Yüzyıllar boyunca vatan edindikleri topraklardan bin bir türlü işkence ve zorlukla uzaklaştırılan Türklerin son 150 yılı büyük acılarla dolu.
Bu büyük sürgün sırasında 5,5 milyon Türk ve Müslüman hayatını kaybetti. 10 milyona yakını evinden, yurdundan oldu. 150 yılda yaşanan acılar, ‘Sürgün ve Ölüm’ belgeseliyle ilk kez gün yüzüne çıkıyor.
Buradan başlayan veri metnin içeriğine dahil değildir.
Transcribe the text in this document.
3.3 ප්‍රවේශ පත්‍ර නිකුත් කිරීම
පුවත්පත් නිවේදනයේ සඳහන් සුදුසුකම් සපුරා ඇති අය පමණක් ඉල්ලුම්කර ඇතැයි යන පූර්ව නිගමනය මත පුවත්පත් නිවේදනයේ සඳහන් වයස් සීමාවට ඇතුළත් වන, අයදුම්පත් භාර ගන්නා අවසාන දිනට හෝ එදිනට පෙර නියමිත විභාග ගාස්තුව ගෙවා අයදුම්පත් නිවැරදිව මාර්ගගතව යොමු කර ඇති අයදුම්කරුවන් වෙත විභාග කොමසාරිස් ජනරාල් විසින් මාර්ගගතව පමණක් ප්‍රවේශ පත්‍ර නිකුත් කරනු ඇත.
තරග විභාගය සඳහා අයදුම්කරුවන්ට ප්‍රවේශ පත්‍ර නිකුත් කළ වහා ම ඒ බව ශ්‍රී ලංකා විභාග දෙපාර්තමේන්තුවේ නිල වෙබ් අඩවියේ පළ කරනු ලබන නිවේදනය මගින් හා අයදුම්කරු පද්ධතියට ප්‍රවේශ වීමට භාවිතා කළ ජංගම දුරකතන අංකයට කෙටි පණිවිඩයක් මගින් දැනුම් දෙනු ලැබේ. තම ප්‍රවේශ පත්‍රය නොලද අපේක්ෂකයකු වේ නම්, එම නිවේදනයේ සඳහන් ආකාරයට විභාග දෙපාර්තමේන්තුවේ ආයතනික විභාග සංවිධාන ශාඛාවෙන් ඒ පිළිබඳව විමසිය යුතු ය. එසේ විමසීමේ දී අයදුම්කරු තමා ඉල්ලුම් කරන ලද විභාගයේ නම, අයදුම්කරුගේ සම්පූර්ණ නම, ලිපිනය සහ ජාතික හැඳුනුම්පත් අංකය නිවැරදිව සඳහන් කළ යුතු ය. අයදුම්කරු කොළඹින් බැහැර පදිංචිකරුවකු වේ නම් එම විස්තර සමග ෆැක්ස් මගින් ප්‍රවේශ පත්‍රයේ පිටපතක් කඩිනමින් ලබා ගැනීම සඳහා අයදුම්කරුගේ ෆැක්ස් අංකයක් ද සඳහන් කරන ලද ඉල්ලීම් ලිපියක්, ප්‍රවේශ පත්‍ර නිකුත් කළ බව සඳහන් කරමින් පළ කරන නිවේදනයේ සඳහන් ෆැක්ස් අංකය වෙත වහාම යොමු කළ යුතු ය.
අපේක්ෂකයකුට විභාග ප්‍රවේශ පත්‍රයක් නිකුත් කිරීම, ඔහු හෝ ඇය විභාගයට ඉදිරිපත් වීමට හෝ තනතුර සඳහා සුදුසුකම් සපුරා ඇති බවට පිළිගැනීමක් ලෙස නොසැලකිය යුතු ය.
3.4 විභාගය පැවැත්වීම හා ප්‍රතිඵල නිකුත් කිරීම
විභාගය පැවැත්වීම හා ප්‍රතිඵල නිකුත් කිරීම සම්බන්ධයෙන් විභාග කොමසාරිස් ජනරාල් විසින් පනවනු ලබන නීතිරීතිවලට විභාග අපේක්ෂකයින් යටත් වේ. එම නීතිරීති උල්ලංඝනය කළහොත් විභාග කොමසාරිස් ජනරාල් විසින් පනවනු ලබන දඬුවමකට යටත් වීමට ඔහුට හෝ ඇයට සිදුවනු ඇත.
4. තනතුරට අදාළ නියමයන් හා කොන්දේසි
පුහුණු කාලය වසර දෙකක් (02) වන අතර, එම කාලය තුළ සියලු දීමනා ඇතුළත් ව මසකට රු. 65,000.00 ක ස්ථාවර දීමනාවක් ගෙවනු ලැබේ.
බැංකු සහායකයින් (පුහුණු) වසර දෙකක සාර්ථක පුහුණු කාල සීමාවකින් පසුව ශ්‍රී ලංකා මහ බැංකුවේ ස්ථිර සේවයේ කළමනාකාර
Türklerin başta Balkanlar olmak üzere Kafkasya, Kırım ve Doğu Türkistan’dan tehciri, ilk kez bu kadar kapsamlı bir çalışmayla dile geliyor. ‘Sürgün ve Ölüm’ adını taşıyan belgeselde, Osmanlı’nın son 150 yıllık döneminde soykırım, baskı ve işkence yapılarak göçe zorlanan insanların dramı anlatılıyor. Ahmet Okur’un yönettiği belgesel filmin senaryosu Cemil Yavuz’a, müzikleri Ali Otyam’a ait. Üç yılda 130 kişilik ekiple çekilen film için özel araçla Yunanistan, Bulgaristan, Makedonya, Kosova, Sırbistan, Hırvatistan, Bosna-Hersek, Romanya, Ukrayna, Kırım, Avusturya, Moldova ve Macaristan’da 114 bin km yol kat edildi. 13 ülke, 53 şehir ve 169 köyde çekimler gerçekleştirildi. 9 bölümden oluşan belgesel için göçü yaşayan 350 kişiyle röportaj yapıldı. Aralarında Prof. Dr. Kemal Kapat, Prof. Dr. Yusuf Hamzaoğlu, Prof. Dr. Yusuf Halaçoğlu ve Prof. Dr. Mehmet Saray gibi isimlerin bulunduğu birçok bilim adamının görüşüne başvuruldu.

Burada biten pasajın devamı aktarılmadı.